The German types say Goosegot in the morning; how normal is that? In fact, how can you take a language like that seriously? Well you can’t, which is why I only got sixty per cent in my last German exam.
11:50 p.m.
I’m just going to lie in bed conserving my strength for a snogging extravaganza when I get home.
Midday
Mutti came into my room with a tray of sandwiches. I said, “Goosegot in Himmel, Mutti, have you gone mad? Food? For me? No, no, I’ll just have my usual bit of old sausage.”
She still kept smiling. It was a bit eerie actually. She was all dreamy. Wafting around in a see-through nightie. Good Lord.

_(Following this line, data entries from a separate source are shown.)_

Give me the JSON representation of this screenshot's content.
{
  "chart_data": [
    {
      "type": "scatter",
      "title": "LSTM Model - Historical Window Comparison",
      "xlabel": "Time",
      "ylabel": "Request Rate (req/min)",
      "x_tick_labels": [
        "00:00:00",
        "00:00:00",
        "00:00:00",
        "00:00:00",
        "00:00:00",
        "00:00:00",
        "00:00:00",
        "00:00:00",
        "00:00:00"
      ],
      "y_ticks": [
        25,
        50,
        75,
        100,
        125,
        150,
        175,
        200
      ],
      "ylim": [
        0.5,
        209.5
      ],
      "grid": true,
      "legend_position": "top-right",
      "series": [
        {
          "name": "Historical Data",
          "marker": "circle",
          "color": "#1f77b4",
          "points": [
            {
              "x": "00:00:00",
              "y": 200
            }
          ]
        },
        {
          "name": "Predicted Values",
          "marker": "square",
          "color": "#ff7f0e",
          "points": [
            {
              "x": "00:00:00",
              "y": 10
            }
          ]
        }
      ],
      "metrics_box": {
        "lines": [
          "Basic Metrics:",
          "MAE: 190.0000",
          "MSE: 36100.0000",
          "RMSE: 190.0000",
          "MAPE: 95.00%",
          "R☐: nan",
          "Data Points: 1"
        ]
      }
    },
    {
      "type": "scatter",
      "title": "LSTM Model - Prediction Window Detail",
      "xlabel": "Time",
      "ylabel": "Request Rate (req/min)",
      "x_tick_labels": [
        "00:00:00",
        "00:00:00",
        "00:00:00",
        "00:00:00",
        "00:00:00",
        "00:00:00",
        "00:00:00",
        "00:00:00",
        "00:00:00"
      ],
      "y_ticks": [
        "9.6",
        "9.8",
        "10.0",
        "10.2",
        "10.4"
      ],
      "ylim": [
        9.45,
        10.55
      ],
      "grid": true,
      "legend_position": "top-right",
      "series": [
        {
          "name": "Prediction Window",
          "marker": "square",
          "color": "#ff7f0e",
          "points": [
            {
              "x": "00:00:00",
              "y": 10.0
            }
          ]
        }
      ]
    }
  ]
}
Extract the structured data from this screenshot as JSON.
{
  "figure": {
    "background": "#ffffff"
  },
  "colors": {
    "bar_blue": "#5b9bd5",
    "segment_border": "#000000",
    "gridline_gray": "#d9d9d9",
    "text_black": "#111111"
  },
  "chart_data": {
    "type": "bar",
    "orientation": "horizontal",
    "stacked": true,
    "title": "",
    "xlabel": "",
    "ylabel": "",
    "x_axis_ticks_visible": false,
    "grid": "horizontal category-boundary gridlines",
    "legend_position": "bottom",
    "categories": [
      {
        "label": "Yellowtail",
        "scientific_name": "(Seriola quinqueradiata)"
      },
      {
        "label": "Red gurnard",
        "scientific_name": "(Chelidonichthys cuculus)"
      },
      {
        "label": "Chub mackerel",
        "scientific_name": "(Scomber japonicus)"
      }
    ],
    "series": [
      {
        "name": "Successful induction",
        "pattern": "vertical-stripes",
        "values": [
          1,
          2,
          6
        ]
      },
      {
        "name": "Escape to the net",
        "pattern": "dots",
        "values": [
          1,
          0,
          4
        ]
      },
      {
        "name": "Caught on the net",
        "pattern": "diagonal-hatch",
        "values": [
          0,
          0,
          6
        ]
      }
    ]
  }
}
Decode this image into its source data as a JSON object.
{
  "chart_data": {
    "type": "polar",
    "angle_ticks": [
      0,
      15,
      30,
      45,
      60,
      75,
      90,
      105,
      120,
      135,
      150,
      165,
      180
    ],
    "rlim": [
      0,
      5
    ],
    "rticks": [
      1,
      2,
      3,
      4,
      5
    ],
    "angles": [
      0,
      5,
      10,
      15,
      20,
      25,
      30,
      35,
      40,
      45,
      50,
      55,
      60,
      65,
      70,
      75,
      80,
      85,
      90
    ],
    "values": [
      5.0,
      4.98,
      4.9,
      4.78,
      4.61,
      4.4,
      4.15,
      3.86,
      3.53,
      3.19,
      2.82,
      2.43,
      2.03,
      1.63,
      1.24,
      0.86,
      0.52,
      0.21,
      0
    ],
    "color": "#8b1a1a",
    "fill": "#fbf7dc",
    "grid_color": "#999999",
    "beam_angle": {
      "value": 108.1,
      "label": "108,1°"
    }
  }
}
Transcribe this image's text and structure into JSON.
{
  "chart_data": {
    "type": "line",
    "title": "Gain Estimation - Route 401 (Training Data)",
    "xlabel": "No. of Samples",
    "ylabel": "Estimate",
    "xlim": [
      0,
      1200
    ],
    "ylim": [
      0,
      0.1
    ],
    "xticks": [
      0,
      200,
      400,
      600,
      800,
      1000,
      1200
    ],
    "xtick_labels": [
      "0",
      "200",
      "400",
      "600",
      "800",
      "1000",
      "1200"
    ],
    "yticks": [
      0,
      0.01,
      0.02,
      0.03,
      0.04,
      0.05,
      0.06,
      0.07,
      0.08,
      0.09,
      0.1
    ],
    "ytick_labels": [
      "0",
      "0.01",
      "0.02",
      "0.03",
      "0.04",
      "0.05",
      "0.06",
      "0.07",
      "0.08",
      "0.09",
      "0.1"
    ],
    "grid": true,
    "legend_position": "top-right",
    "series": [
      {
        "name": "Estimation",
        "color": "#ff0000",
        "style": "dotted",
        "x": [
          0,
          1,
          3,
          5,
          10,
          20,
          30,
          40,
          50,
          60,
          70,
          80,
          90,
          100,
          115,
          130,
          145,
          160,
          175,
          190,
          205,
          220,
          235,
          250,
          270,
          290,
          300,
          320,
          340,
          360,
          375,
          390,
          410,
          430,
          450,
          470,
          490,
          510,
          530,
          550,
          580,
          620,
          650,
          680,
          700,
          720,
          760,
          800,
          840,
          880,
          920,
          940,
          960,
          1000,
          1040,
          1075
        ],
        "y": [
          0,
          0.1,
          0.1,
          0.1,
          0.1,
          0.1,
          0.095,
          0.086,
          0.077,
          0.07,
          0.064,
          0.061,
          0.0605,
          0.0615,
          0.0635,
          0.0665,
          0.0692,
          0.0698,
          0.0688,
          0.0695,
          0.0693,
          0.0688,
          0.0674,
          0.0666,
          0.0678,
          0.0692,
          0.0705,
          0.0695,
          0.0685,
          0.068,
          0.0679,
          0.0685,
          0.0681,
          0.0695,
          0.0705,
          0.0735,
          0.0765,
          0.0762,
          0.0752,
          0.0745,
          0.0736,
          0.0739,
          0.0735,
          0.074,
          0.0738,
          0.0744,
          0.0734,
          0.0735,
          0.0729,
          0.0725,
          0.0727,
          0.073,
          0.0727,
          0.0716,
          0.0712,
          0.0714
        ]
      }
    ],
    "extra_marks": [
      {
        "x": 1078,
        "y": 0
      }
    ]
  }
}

“Are you having a nice time, Gee? It’s gorgeous here, isn’t it?”
I looked at her ironically.
She raved on. “It’s fun, though, isn’t it?”
“Mum, it’s the best fun I’ve had since … er … since Libby dropped my make-up into the loo.”
She tutted, but not even in her usual violent tutting way. Just like, nice tutting.
Even thought I started reading my Don’t Sweat the Small Stuff for Teens book she still kept raving on. About how great it was to be a “family” again. I wish she would cover herself up a bit more. Other people’s mothers wear nice elegant old people’s-wear and she just lets her basoomas and so on poke out willy-nilly. And they certainly do poke out willy-nilly; they are GIGANTIC.
She said, “We thought we might go to the pencil-making factory this afternoon.”
I didn’t even bother saying anything to that.